Target system compatibility
Nexpose only checks vulnerabilities relevant to the systems that it scans. It will not perform a check against a non-compatible system even if you specifically selected that check.
Fine-tune your scans with selected vulnerability checks
In general, the fewer vulnerability checks included in the scan template, the sooner the scan completes. However, note that the check-count-to-scan-time relationship does not scale evenly. Some vulnerability checks take longer to scan than others.
The following are a few examples of this:
- The Microsoft IIS directory traversal check tests 500 URL combinations. This can take several minutes against a busy web server.
- Unsafe, denial-of-service checks take a particularly long time since they involve large amounts of data or multiple requests to target systems.
- Cross-site scripting (CSS/XSS) tests may take a long time on web applications with many forms.

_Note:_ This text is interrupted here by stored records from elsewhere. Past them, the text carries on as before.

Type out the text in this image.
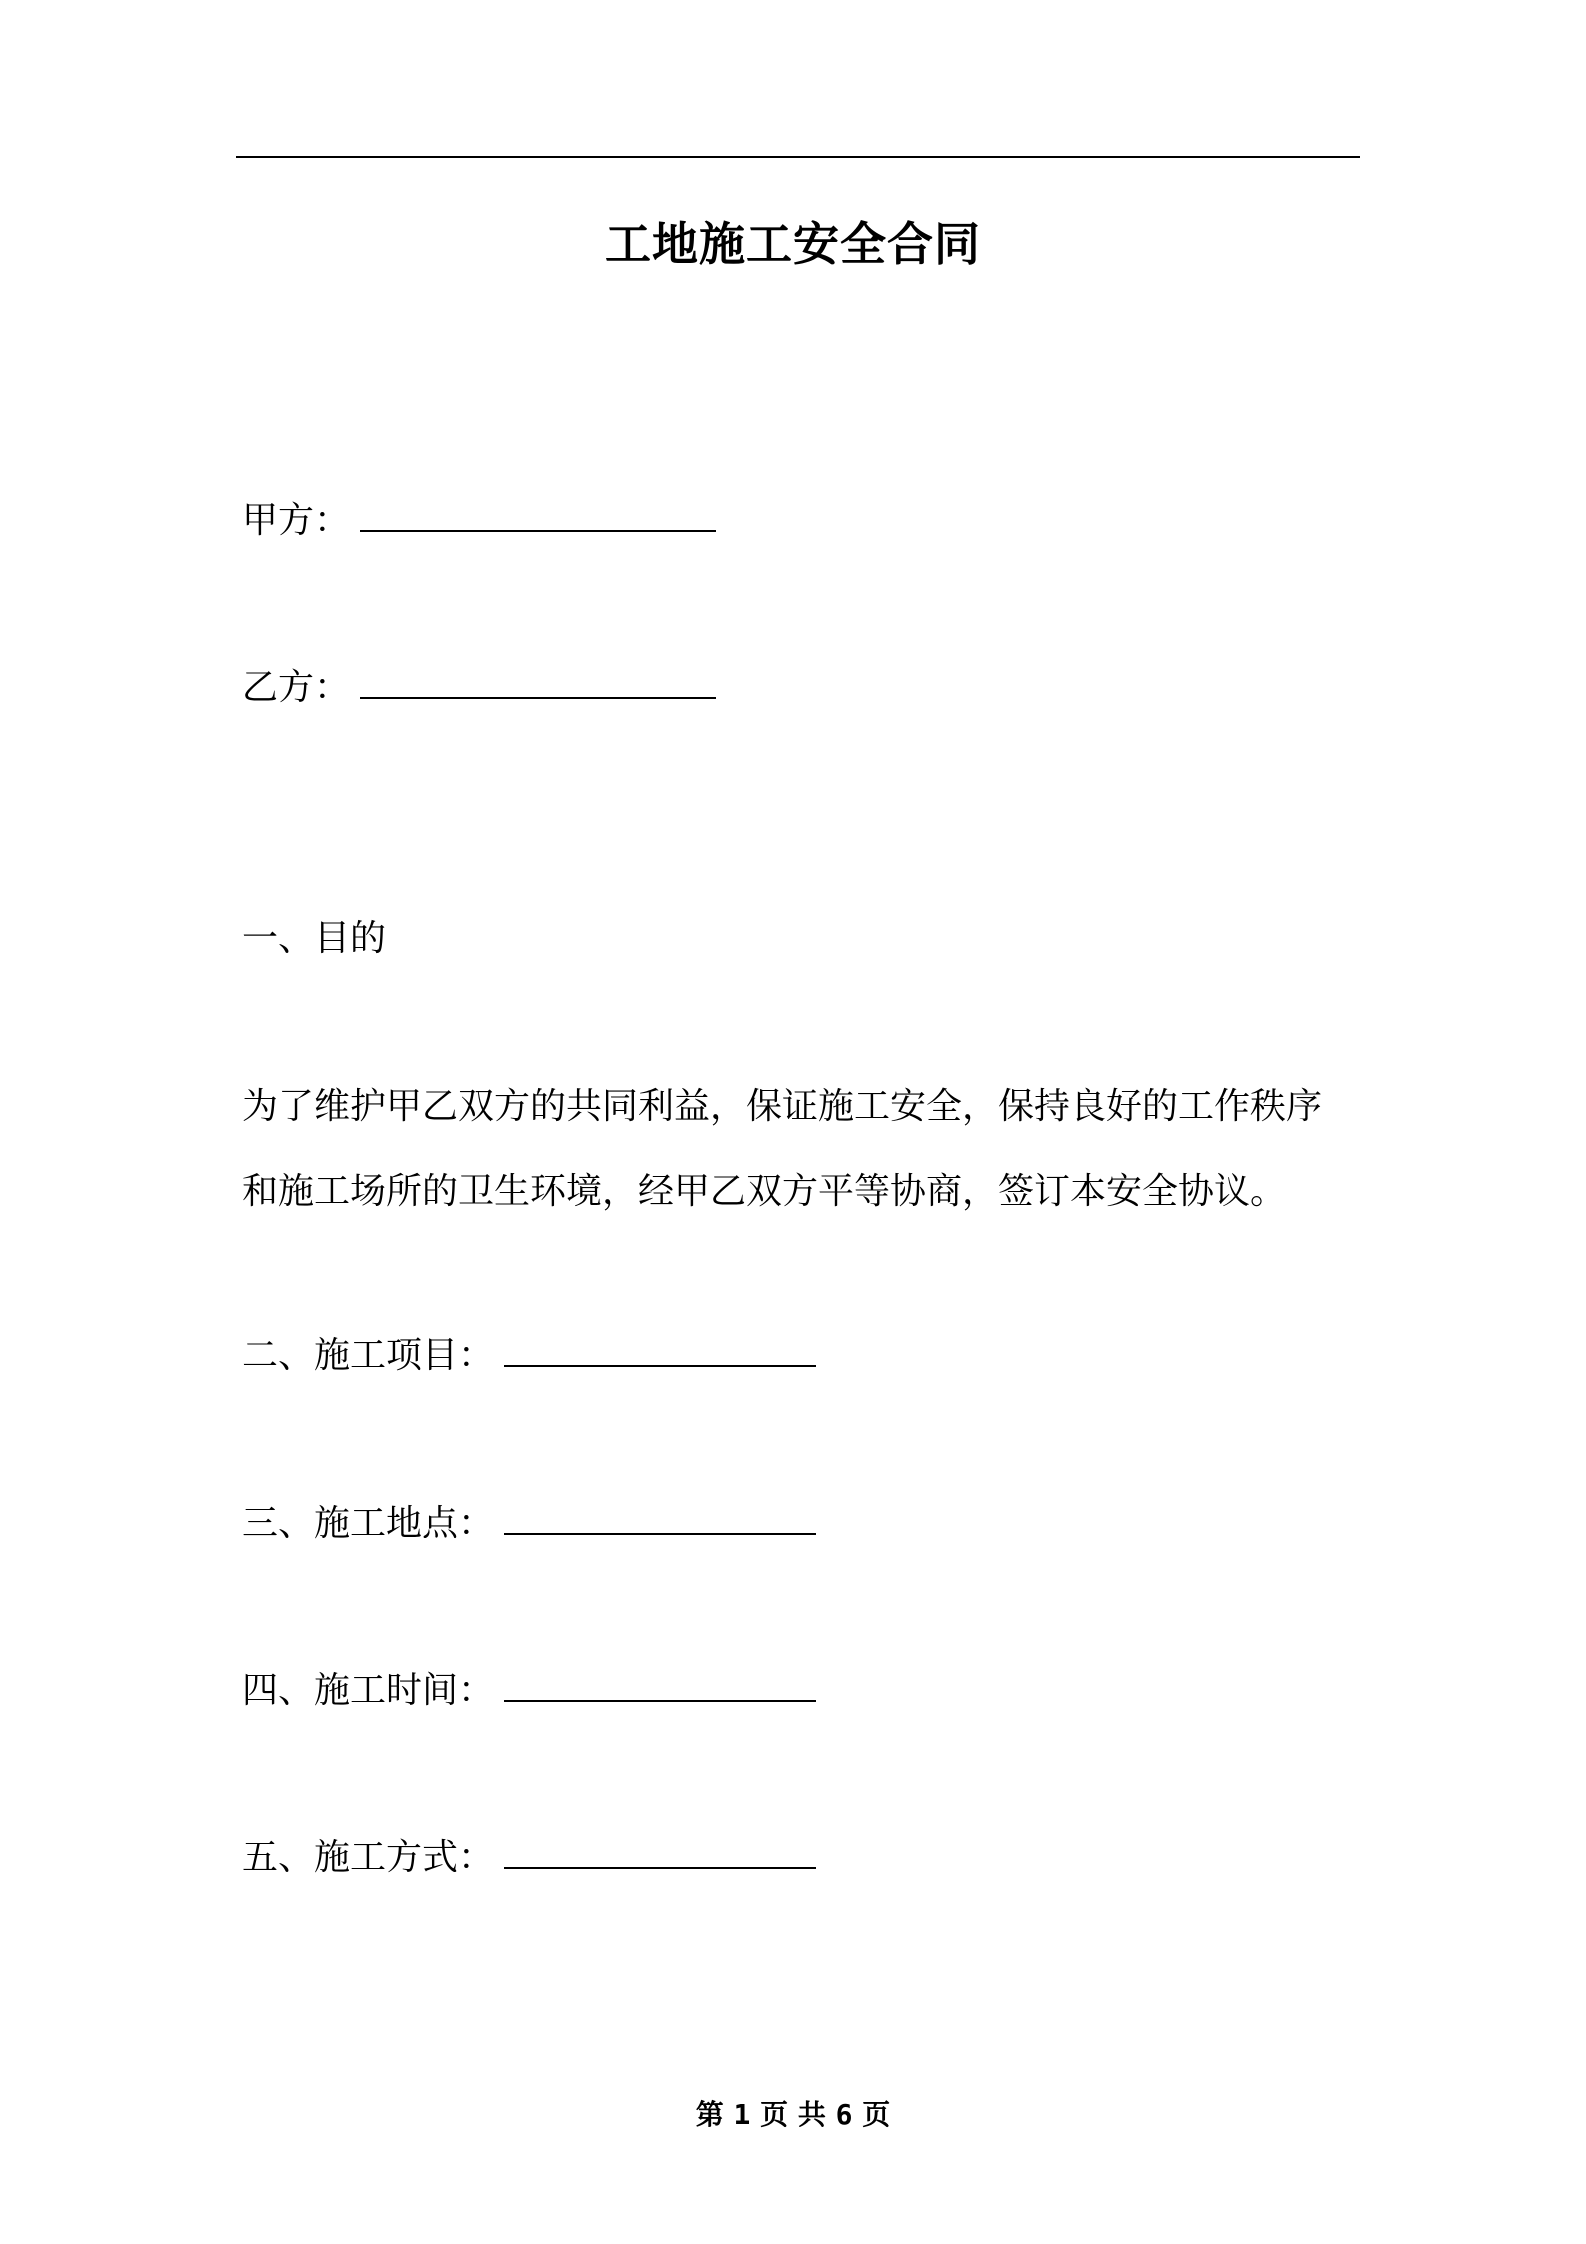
工地施工安全合同
甲方：
乙方：
一、目的
为了维护甲乙双方的共同利益，保证施工安全，保持良好的工作秩序
和施工场所的卫生环境，经甲乙双方平等协商，签订本安全协议。
二、施工项目：
三、施工地点：
四、施工时间：
五、施工方式：
第 1 页 共 6 页
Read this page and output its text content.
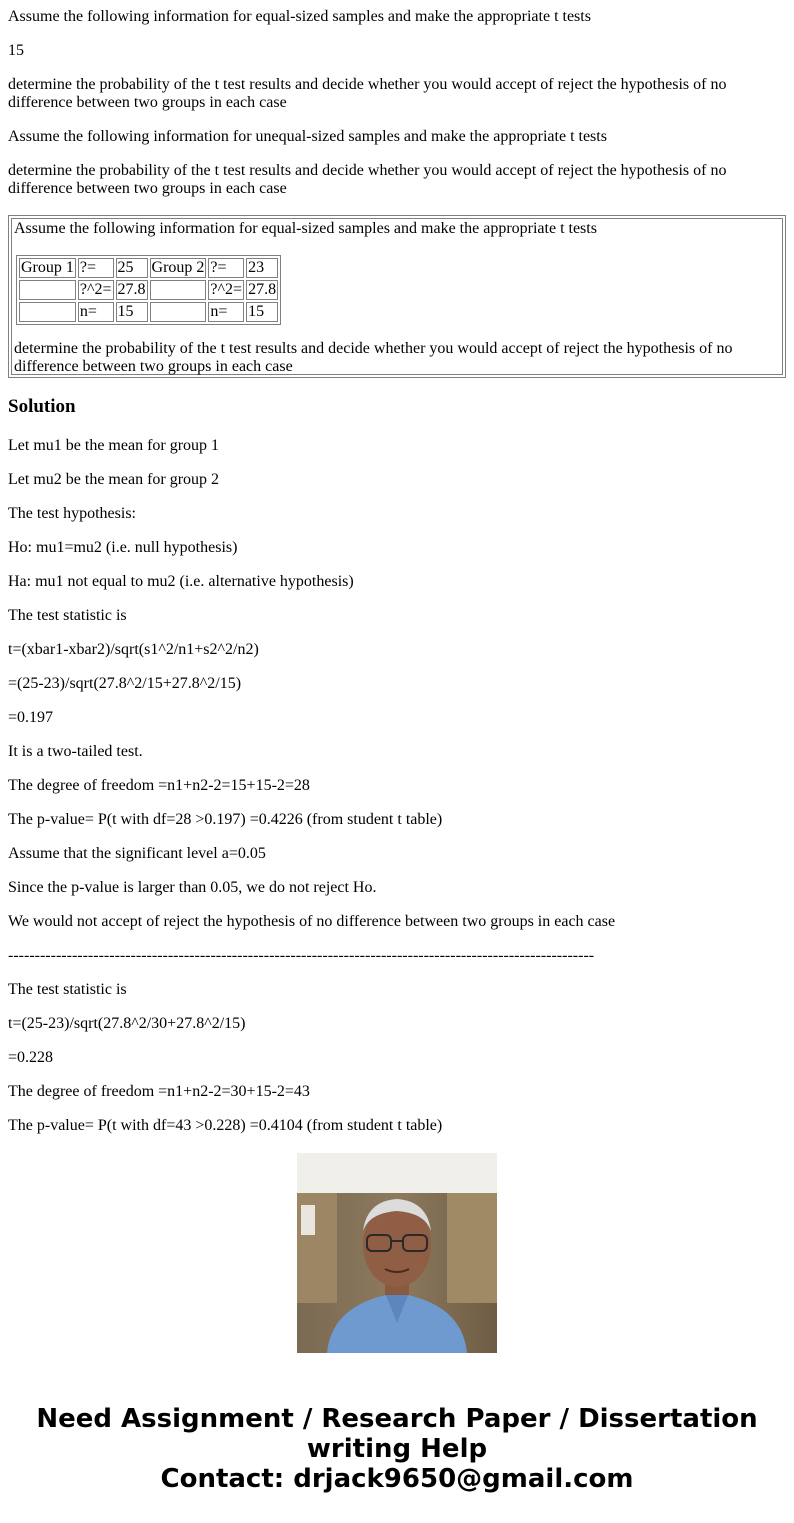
Assume the following information for equal-sized samples and make the appropriate t tests

15

determine the probability of the t test results and decide whether you would accept of reject the hypothesis of no difference between two groups in each case

Assume the following information for unequal-sized samples and make the appropriate t tests

determine the probability of the t test results and decide whether you would accept of reject the hypothesis of no difference between two groups in each case

Assume the following information for equal-sized samples and make the appropriate t tests

Group 1	?=	25	Group 2	?=	23
	?^2=	27.8		?^2=	27.8
	n=	15		n=	15

determine the probability of the t test results and decide whether you would accept of reject the hypothesis of no difference between two groups in each case

Solution

Let mu1 be the mean for group 1

Let mu2 be the mean for group 2

The test hypothesis:

Ho: mu1=mu2 (i.e. null hypothesis)

Ha: mu1 not equal to mu2 (i.e. alternative hypothesis)

The test statistic is

t=(xbar1-xbar2)/sqrt(s1^2/n1+s2^2/n2)

=(25-23)/sqrt(27.8^2/15+27.8^2/15)

=0.197

It is a two-tailed test.

The degree of freedom =n1+n2-2=15+15-2=28

The p-value= P(t with df=28 >0.197) =0.4226 (from student t table)

Assume that the significant level a=0.05

Since the p-value is larger than 0.05, we do not reject Ho.

We would not accept of reject the hypothesis of no difference between two groups in each case

--------------------------------------------------------------------------------------------------------------

The test statistic is

t=(25-23)/sqrt(27.8^2/30+27.8^2/15)

=0.228

The degree of freedom =n1+n2-2=30+15-2=43

The p-value= P(t with df=43 >0.228) =0.4104 (from student t table)

Need Assignment / Research Paper / Dissertation
writing Help
Contact: drjack9650@gmail.com
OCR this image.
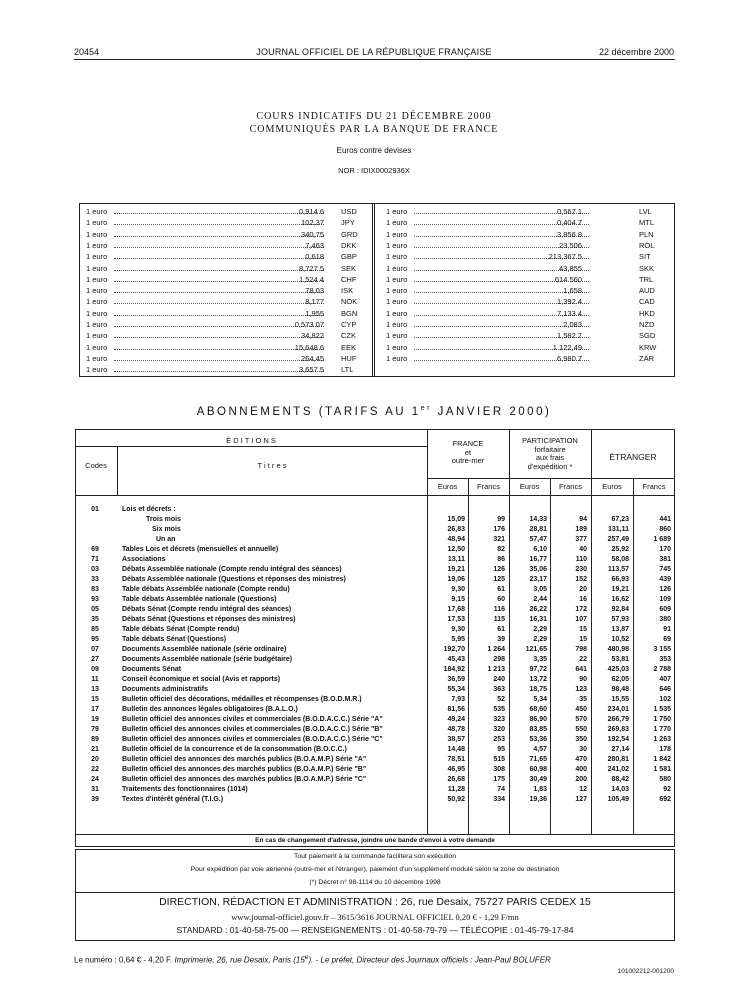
20454	JOURNAL OFFICIEL DE LA RÉPUBLIQUE FRANÇAISE	22 décembre 2000
COURS INDICATIFS DU 21 DÉCEMBRE 2000
COMMUNIQUÉS PAR LA BANQUE DE FRANCE
Euros contre devises
NOR : IDIX0002936X
1 euro	0,914 6 USD
1 euro	102,37 JPY
1 euro	340,75 GRD
1 euro	7,463 DKK
1 euro	0,618 GBP
1 euro	8,727 5 SEK
1 euro	1,524 4 CHF
1 euro	78,03 ISK
1 euro	8,177 NOK
1 euro	1,955 BGN
1 euro	0,573 07 CYP
1 euro	34,822 CZK
1 euro	15,648 6 EEK
1 euro	264,45 HUF
1 euro	3,657 5 LTL
1 euro	0,567 1	LVL
1 euro	0,404 7	MTL
1 euro	3,856 8	PLN
1 euro	23 506	ROL
1 euro	213,367 5	SIT
1 euro	43,855	SKK
1 euro	614 560	TRL
1 euro	1,658	AUD
1 euro	1,392 4	CAD
1 euro	7,133 4	HKD
1 euro	2,083	NZD
1 euro	1,582 7	SGD
1 euro	1 122,49	KRW
1 euro	6,980 7	ZAR
ABONNEMENTS (TARIFS AU 1er JANVIER 2000)
É D I T I O N S
Codes	T i t r e s
FRANCE
et
outre-mer
PARTICIPATION
forfaitaire
aux frais
d'expédition *
ÉTRANGER
Euros	Francs	Euros	Francs	Euros	Francs
01	Lois et décrets :
Trois mois	15,09	99	14,33	94	67,23	441
Six mois	26,83	176	28,81	189	131,11	860
Un an	48,94	321	57,47	377	257,49	1 689
69	Tables Lois et décrets (mensuelles et annuelle)	12,50	82	6,10	40	25,92	170
71	Associations	13,11	86	16,77	110	58,08	381
03	Débats Assemblée nationale (Compte rendu intégral des séances)	19,21	126	35,06	230	113,57	745
33	Débats Assemblée nationale (Questions et réponses des ministres)	19,06	125	23,17	152	66,93	439
83	Table débats Assemblée nationale (Compte rendu)	9,30	61	3,05	20	19,21	126
93	Table débats Assemblée nationale (Questions)	9,15	60	2,44	16	16,62	109
05	Débats Sénat (Compte rendu intégral des séances)	17,68	116	26,22	172	92,84	609
35	Débats Sénat (Questions et réponses des ministres)	17,53	115	16,31	107	57,93	380
85	Table débats Sénat (Compte rendu)	9,30	61	2,29	15	13,87	91
95	Table débats Sénat (Questions)	5,95	39	2,29	15	10,52	69
07	Documents Assemblée nationale (série ordinaire)	192,70	1 264	121,65	798	480,98	3 155
27	Documents Assemblée nationale (série budgétaire)	45,43	298	3,35	22	53,81	353
09	Documents Sénat	184,92	1 213	97,72	641	425,03	2 788
11	Conseil économique et social (Avis et rapports)	36,59	240	13,72	90	62,05	407
13	Documents administratifs	55,34	363	18,75	123	98,48	646
15	Bulletin officiel des décorations, médailles et récompenses (B.O.D.M.R.)	7,93	52	5,34	35	15,55	102
17	Bulletin des annonces légales obligatoires (B.A.L.O.)	81,56	535	68,60	450	234,01	1 535
19	Bulletin officiel des annonces civiles et commerciales (B.O.D.A.C.C.) Série "A"	49,24	323	86,90	570	266,79	1 750
79	Bulletin officiel des annonces civiles et commerciales (B.O.D.A.C.C.) Série "B"	48,78	320	83,85	550	269,83	1 770
89	Bulletin officiel des annonces civiles et commerciales (B.O.D.A.C.C.) Série "C"	38,57	253	53,36	350	192,54	1 263
21	Bulletin officiel de la concurrence et de la consommation (B.O.C.C.)	14,48	95	4,57	30	27,14	178
20	Bulletin officiel des annonces des marchés publics (B.O.A.M.P.) Série "A"	78,51	515	71,65	470	280,81	1 842
22	Bulletin officiel des annonces des marchés publics (B.O.A.M.P.) Série "B"	46,95	308	60,98	400	241,02	1 581
24	Bulletin officiel des annonces des marchés publics (B.O.A.M.P.) Série "C"	26,68	175	30,49	200	88,42	580
31	Traitements des fonctionnaires (1014)	11,28	74	1,83	12	14,03	92
39	Textes d'intérêt général (T.I.G.)	50,92	334	19,36	127	105,49	692
En cas de changement d'adresse, joindre une bande d'envoi à votre demande
Tout paiement à la commande facilitera son exécution
Pour expédition par voie aérienne (outre-mer et l'étranger), paiement d'un supplément modulé selon la zone de destination
(*) Décret n° 98-1114 du 10 décembre 1998
DIRECTION, RÉDACTION ET ADMINISTRATION : 26, rue Desaix, 75727 PARIS CEDEX 15
www.journal-officiel.gouv.fr – 3615/3616 JOURNAL OFFICIEL 0,20 € - 1,29 F/mn
STANDARD : 01-40-58-75-00 — RENSEIGNEMENTS : 01-40-58-79-79 — TÉLÉCOPIE : 01-45-79-17-84
Le numéro : 0,64 € - 4,20 F. Imprimerie, 26, rue Desaix, Paris (15e). - Le préfet, Directeur des Journaux officiels : Jean-Paul BOLUFER
101002212-001200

Be careful not to sacrifice accuracy by disabling too many checks or essential checks. Choose vulnerability checks in a focused way whenever possible. If you are only scanning web assets, enable web-related vulnerability checks. If you are performing a patch verification scan, enable hotfix checks.
Nexpose is designed to minimize scan times by grouping related checks in one scan pass. This limits the number of open connections and the time interval that connections remain open. For checks relying solely on software version numbers, the application requires no further communication with the target system once it extracts the version information.
Plugins to manage custom checks
If you have created custom vulnerability checks, use the custom vulnerability content plugin to ensure that these checks are available for selection in your scan template. The process involves simply copying the check content into a directory of your Security Console installation.
In Linux, the location is in the
plugins/java/1/CustomScanner/1 directory inside the root of your installation path. For example:
In Windows, the location is in the
plugins\java\1\CustomScanner\1 directory inside of the root of your installation path. For example:
After copying the files, you can use the checks immediately by selecting them in your scan template configuration.